The stupa, originally conceived as a funerary mound, symbolizes the entry into Nirvana and ultimate achievement of Buddhahood. It represents one of the primary objects of veneration for Buddhists and often functions as a reliquary.
The concept of the present stupa model encircled by figures is entirely unique in the context of Gandharan art, possibly serving as a traveling shrine, as the various parts can easily be assembled and dismantled. Indra and Brahma are frequently represented in Gandharan iconography and appear as witnesses at key scenes in Buddha's life, for example at his birth, when Indra receives the child Buddha born from the side of his mother Queen Maya and Brahma stands by respectfully. The forth figure alongside Maitreya is not clearly identifiable due to the lack of attributes.
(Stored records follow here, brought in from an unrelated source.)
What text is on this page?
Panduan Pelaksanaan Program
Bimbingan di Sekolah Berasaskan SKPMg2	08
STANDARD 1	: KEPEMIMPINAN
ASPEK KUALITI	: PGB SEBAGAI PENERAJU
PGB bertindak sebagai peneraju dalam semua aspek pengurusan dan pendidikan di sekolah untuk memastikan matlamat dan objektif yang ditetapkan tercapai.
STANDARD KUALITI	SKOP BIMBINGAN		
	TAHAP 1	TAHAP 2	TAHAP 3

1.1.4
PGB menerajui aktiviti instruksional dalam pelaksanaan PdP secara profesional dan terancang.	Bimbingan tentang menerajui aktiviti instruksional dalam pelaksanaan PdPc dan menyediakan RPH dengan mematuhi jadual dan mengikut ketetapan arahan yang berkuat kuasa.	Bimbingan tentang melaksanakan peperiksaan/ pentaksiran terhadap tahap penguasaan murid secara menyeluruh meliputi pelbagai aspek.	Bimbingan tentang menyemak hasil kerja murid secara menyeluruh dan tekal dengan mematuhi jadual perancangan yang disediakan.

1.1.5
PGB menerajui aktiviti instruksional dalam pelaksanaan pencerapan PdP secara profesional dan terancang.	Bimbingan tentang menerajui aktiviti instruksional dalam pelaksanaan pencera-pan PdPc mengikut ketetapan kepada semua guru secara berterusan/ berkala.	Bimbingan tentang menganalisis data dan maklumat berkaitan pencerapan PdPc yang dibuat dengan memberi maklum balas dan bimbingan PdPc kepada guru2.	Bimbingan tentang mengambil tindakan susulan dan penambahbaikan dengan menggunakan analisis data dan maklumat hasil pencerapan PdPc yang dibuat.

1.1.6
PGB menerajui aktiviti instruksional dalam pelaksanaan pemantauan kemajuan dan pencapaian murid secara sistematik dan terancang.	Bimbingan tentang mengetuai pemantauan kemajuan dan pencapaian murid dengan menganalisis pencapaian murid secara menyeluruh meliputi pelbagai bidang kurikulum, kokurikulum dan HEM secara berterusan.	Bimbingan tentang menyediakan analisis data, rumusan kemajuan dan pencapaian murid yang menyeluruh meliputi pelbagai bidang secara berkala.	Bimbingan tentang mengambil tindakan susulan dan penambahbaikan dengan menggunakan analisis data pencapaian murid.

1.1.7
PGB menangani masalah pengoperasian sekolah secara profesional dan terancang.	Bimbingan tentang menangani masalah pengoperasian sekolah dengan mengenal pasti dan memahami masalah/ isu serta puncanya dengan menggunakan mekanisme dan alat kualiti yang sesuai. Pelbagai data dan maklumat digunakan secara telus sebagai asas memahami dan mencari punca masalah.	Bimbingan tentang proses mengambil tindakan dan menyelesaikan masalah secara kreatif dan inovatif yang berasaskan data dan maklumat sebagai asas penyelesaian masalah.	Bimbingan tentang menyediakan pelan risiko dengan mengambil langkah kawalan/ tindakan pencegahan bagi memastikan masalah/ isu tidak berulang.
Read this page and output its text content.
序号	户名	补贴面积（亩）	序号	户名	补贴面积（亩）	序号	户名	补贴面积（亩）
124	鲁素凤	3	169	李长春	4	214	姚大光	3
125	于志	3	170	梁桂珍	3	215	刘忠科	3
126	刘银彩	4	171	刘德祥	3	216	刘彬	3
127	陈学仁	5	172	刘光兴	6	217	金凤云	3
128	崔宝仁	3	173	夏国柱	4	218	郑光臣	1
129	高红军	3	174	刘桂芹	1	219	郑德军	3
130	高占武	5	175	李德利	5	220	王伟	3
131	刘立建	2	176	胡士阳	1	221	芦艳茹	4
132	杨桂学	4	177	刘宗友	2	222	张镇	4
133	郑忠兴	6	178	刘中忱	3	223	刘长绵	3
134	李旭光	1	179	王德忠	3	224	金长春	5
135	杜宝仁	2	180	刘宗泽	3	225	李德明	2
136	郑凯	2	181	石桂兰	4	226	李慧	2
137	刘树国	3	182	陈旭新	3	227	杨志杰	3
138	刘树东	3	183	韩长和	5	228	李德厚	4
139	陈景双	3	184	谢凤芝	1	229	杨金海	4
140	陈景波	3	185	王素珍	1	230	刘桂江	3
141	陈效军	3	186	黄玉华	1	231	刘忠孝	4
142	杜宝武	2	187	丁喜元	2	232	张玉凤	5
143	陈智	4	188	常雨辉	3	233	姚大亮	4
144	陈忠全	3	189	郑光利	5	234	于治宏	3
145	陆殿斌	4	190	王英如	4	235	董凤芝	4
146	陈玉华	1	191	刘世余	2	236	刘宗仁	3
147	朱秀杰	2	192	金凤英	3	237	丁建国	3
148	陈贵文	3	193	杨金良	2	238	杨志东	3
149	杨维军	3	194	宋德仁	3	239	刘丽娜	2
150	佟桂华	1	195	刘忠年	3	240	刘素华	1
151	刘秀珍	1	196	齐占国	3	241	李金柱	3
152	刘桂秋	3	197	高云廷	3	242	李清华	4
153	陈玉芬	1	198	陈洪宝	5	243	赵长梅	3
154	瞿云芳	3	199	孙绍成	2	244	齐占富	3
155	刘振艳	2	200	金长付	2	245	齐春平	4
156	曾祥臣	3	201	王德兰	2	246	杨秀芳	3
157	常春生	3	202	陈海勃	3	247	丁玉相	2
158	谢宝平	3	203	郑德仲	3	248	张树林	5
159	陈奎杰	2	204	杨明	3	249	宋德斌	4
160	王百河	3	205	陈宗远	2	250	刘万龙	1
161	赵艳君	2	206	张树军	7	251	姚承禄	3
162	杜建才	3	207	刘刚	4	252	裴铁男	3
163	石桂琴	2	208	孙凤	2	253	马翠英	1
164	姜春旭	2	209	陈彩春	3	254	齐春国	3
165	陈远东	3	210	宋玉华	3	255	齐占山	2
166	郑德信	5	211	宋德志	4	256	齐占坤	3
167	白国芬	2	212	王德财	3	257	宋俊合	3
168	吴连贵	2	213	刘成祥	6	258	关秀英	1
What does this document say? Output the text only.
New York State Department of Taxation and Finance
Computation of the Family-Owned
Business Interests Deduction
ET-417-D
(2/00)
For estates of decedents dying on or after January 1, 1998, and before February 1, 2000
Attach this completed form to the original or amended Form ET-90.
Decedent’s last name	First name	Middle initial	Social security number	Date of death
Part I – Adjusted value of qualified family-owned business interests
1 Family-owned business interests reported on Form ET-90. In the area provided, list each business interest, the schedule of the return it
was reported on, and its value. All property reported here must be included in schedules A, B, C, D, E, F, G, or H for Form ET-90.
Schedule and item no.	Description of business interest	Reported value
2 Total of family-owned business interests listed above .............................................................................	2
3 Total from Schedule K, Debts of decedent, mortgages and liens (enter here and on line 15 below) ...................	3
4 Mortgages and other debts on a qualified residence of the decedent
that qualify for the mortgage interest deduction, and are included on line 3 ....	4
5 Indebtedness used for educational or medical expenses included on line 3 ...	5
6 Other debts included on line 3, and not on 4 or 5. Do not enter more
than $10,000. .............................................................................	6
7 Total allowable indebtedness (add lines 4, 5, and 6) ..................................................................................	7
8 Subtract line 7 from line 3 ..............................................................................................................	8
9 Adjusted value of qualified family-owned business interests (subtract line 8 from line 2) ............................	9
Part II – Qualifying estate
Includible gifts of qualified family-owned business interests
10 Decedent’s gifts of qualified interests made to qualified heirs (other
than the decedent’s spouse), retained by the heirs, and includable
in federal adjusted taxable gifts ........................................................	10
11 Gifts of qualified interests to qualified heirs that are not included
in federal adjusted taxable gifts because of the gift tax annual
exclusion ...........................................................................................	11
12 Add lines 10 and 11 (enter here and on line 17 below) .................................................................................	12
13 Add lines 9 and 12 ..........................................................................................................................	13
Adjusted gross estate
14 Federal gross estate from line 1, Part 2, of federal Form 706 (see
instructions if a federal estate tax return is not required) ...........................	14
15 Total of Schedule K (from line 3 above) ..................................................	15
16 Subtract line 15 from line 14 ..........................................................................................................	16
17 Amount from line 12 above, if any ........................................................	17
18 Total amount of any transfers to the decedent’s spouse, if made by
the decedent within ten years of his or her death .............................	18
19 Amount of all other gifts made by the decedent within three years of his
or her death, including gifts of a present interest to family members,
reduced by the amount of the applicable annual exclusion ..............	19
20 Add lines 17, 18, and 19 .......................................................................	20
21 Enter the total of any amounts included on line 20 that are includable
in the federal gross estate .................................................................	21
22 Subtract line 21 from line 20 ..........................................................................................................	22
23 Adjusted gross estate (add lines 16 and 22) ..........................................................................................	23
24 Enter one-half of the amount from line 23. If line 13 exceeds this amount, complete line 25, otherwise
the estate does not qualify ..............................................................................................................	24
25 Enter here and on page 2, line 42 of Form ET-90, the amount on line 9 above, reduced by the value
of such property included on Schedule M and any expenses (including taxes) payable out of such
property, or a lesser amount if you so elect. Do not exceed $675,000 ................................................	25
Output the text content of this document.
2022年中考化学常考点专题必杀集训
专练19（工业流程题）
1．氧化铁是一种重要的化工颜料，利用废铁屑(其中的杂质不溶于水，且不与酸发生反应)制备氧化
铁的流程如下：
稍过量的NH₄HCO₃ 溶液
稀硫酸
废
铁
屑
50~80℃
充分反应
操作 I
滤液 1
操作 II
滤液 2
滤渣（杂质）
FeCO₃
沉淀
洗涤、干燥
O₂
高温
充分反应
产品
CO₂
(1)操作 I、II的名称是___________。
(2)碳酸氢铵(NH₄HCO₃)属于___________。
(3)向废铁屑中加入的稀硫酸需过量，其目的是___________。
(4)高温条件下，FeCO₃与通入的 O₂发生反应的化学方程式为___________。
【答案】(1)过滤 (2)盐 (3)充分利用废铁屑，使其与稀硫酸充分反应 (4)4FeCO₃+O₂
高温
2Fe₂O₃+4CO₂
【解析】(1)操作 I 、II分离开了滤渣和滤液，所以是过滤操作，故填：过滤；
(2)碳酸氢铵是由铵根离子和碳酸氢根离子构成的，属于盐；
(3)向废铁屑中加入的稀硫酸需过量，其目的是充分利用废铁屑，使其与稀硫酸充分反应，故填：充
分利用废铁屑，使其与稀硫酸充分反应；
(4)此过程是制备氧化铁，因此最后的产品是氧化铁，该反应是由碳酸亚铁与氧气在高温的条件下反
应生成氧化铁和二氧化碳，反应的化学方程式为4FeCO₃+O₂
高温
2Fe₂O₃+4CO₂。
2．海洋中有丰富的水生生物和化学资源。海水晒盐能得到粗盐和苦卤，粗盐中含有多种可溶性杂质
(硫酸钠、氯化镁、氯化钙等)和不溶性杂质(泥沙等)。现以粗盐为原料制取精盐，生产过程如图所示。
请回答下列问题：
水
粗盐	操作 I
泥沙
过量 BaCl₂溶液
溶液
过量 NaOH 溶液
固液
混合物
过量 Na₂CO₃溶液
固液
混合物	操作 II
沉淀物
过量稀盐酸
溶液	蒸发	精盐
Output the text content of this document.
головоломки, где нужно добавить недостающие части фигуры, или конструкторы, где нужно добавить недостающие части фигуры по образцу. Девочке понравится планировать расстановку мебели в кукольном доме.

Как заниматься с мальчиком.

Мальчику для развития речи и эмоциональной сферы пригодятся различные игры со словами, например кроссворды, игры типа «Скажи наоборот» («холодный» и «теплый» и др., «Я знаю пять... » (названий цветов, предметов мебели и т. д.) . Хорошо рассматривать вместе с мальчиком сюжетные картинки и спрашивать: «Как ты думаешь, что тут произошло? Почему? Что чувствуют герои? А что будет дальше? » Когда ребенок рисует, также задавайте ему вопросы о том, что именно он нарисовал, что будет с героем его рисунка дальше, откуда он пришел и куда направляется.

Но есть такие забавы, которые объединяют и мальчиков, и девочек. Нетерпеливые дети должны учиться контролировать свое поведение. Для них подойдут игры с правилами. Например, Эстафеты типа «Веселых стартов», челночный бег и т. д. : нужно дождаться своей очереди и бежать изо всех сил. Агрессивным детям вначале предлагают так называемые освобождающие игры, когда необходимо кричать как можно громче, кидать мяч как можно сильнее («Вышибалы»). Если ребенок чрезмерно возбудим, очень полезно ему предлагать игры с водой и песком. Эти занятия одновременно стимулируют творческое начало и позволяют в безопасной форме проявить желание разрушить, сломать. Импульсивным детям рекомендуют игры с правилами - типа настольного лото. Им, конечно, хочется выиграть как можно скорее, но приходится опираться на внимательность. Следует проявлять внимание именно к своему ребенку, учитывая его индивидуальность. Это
Given the construction of this piece in various parts, some might be later additions or replacements, notably the central drum of the stupa and the forth figure of a donor. The inscription on the base reads: "[Gift of] Sivaraksitaka, the stupa with people around it paying homage." Remarkable in this Buddhist context is that the name of the donor literally means 'protected by Shiva'. The dating on paleographic grounds is no later than 150 AD.
For a model of a stupa sourrounded by four columns crested by lions, from the James and Marilynn Alsdorf Collection, see P. Pal, A collecting Odyssey, 1997, p. 76.